Hi guys, need help translating "die but do" into Latin, thanks .


----------



## Cagey

Hello, Tarentius.  

Please explain in other words youf underlying idea. 
A direct translation from English into Latin is not likely to produce the alliteration you want, and may not make sense.


----------



## Tarentius

In very simple terms, it means "you may/will die but you must do it", you must accomplish the objective even if you are going to end up dead.

It is intended as a military motto, somewhat similar to the motto "do or die". "Die but do" originated from Stalin's "Die, but do not retreat" which was then shorten to "Die but do it" which finally evolved into today's "Die but do", allegedly as the motto of a Russian Spetsnaz (special forces) unit.


----------



## Scholiast

saluete amici!

As Cagey remarks, preserving the alliteration is not easy (but, I am moved to wonder, is it there in the Russian original? I doubt whether the Spetsnaz will have a website for consultation).

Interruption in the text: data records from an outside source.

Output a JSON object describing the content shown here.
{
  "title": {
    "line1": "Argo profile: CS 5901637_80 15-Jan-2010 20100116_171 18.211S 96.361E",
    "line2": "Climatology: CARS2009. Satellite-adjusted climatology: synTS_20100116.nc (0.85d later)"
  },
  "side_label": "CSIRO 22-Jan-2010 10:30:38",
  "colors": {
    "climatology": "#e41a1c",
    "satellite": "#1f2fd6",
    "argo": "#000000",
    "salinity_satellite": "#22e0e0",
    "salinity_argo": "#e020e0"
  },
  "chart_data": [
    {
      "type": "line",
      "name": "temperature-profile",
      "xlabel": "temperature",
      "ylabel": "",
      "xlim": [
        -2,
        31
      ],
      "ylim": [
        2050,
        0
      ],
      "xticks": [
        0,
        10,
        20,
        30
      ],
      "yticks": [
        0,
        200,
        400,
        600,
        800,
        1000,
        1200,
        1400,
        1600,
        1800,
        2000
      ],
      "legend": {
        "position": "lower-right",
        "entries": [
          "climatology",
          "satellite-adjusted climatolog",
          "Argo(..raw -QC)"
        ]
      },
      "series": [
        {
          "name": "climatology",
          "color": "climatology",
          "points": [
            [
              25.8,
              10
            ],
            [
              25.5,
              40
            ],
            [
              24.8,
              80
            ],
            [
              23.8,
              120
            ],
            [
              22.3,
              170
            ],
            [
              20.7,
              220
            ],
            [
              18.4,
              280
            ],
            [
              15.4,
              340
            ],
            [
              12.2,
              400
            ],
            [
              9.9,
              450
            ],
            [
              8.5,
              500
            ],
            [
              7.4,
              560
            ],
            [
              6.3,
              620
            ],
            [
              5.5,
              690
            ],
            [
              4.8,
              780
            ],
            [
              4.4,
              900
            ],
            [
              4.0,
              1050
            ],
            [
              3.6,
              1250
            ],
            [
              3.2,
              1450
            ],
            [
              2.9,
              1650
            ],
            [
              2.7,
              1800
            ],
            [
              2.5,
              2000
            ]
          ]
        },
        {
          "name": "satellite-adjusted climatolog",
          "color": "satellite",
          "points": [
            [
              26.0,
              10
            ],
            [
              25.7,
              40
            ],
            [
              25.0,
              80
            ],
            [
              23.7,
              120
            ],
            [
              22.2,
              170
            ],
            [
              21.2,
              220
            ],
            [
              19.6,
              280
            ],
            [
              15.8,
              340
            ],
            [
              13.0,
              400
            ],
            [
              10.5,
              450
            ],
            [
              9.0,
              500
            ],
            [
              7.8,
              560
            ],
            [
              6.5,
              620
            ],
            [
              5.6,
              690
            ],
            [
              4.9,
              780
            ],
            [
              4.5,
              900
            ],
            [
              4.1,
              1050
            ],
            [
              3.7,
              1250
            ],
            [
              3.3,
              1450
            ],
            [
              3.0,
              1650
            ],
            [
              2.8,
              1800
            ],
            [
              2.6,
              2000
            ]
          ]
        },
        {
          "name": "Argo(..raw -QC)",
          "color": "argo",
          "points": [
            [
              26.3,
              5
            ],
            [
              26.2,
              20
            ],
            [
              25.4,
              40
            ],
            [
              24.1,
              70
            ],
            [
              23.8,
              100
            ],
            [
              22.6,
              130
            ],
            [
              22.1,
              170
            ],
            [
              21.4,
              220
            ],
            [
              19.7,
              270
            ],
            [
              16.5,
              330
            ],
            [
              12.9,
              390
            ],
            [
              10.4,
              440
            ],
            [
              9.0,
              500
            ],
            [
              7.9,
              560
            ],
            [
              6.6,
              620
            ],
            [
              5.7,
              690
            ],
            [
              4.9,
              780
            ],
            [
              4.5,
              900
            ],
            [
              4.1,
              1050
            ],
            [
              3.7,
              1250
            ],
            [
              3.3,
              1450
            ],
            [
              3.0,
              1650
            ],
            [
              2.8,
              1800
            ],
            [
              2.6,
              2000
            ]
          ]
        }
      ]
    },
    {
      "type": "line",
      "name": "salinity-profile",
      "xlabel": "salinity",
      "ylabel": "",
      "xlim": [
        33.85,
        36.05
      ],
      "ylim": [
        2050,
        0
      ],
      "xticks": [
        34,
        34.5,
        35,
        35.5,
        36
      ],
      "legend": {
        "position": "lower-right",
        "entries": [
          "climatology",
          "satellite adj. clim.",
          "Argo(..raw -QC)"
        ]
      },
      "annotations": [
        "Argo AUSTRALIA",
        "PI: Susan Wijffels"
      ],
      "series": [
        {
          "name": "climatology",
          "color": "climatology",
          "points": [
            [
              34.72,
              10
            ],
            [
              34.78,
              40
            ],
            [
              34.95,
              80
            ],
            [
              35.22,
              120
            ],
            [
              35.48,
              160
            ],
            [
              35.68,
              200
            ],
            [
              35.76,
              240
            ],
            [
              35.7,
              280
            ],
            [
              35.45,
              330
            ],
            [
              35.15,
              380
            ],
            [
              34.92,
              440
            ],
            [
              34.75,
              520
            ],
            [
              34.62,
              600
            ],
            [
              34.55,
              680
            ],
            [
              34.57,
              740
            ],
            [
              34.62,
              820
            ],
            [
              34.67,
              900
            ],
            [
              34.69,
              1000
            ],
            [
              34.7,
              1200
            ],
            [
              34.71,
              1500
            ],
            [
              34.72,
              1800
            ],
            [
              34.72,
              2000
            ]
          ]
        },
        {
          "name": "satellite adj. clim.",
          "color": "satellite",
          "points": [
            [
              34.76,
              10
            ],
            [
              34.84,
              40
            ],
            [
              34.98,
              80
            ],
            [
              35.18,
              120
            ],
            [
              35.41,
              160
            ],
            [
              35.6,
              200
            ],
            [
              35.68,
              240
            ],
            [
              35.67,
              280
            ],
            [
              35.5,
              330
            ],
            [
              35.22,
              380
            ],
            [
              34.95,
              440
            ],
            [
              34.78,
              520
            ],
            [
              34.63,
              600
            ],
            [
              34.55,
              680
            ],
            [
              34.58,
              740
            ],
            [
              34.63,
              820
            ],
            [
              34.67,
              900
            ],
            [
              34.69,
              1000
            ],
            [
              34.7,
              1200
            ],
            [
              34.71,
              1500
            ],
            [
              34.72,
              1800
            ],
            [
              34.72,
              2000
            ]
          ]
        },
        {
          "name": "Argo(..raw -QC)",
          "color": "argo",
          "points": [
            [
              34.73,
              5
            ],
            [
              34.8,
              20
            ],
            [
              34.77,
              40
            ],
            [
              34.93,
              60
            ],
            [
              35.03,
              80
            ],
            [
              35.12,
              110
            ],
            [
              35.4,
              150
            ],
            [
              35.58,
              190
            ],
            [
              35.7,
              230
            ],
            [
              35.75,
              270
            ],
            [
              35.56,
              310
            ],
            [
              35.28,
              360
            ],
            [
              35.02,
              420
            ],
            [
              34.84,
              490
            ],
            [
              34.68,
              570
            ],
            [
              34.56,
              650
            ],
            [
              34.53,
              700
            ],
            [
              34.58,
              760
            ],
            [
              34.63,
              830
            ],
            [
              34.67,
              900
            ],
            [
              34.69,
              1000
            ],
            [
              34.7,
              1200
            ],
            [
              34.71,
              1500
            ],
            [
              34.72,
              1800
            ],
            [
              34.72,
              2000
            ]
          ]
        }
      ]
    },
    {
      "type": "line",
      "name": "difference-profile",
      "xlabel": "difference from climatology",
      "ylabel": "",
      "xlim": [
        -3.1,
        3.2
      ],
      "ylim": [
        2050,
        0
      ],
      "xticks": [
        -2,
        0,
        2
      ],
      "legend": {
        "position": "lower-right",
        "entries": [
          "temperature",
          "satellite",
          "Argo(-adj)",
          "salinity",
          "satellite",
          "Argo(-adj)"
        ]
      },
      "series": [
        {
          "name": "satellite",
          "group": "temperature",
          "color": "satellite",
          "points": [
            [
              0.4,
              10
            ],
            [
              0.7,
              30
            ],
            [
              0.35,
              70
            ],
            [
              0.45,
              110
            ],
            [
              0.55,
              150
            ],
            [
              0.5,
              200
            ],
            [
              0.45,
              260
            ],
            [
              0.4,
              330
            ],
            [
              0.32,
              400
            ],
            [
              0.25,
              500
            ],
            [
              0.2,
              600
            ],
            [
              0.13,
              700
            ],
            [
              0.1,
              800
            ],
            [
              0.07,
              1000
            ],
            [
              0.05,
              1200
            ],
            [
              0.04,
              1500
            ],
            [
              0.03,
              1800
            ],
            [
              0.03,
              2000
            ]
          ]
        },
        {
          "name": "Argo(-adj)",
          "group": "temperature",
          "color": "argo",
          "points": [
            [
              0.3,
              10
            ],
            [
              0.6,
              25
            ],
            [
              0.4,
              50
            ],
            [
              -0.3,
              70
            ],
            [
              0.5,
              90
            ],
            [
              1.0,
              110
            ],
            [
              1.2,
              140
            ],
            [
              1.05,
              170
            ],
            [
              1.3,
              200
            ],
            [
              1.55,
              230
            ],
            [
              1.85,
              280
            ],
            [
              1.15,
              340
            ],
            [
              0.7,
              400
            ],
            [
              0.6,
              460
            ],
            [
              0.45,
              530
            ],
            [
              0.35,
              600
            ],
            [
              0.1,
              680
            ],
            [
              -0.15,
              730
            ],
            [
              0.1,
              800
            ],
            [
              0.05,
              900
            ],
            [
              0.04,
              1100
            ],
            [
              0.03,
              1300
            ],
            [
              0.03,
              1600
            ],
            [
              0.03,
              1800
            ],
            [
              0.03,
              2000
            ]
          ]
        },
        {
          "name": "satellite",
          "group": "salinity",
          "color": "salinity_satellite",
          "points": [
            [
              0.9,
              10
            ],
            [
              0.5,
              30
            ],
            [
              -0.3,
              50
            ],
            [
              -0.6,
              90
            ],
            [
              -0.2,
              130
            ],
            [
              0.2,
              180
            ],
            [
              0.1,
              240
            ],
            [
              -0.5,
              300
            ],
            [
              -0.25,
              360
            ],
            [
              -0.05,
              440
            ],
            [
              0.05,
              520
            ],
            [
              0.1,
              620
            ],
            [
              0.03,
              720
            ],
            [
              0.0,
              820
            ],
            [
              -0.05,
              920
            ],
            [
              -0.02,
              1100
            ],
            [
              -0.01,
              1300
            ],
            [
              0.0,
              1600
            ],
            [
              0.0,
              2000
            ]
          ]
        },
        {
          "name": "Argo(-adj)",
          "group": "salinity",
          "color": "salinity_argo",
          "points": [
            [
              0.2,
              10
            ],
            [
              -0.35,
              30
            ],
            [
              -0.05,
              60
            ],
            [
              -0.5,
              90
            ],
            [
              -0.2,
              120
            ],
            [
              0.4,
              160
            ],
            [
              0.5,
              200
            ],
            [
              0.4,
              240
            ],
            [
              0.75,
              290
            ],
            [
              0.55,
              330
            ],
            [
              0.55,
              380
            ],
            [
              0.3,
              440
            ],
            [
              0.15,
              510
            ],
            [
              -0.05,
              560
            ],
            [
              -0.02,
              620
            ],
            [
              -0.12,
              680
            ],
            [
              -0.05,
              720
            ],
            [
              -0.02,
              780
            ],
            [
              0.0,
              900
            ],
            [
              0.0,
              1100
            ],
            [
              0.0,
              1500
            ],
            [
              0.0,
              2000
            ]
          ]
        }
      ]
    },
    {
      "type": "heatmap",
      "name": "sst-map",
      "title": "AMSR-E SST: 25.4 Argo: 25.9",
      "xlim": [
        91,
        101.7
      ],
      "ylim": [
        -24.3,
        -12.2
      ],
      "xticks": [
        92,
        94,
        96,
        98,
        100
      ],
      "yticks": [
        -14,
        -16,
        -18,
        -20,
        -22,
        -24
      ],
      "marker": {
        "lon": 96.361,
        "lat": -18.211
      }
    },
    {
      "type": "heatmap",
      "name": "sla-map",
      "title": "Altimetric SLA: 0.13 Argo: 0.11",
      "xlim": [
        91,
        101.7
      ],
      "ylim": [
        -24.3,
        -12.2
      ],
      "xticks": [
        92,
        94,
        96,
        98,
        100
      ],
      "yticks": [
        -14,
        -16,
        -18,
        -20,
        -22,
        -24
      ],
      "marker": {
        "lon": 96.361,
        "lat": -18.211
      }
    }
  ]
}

For a direct translation, _morere sed fac_, or _morere sed gere_.

Σ


----------



## Grugno

May I suggest "Cadas, dum non decedas." ? It saves a sort of sound effect.


----------



## Scholiast

saluete iterum!

How about _peri, sed perfice_?

(Literally, "Perish, but achieve/perform"). This might answer to Cagey's misgivings about the alliteration.

Σ


----------



## bearded

Hello
There is a Latin motto _Age quod agis _(accomplish what you are doing). It is not a faithful translation, and there is no death connotation, but the meaning is similar and - yes - it preserves a sort of alliteration.


----------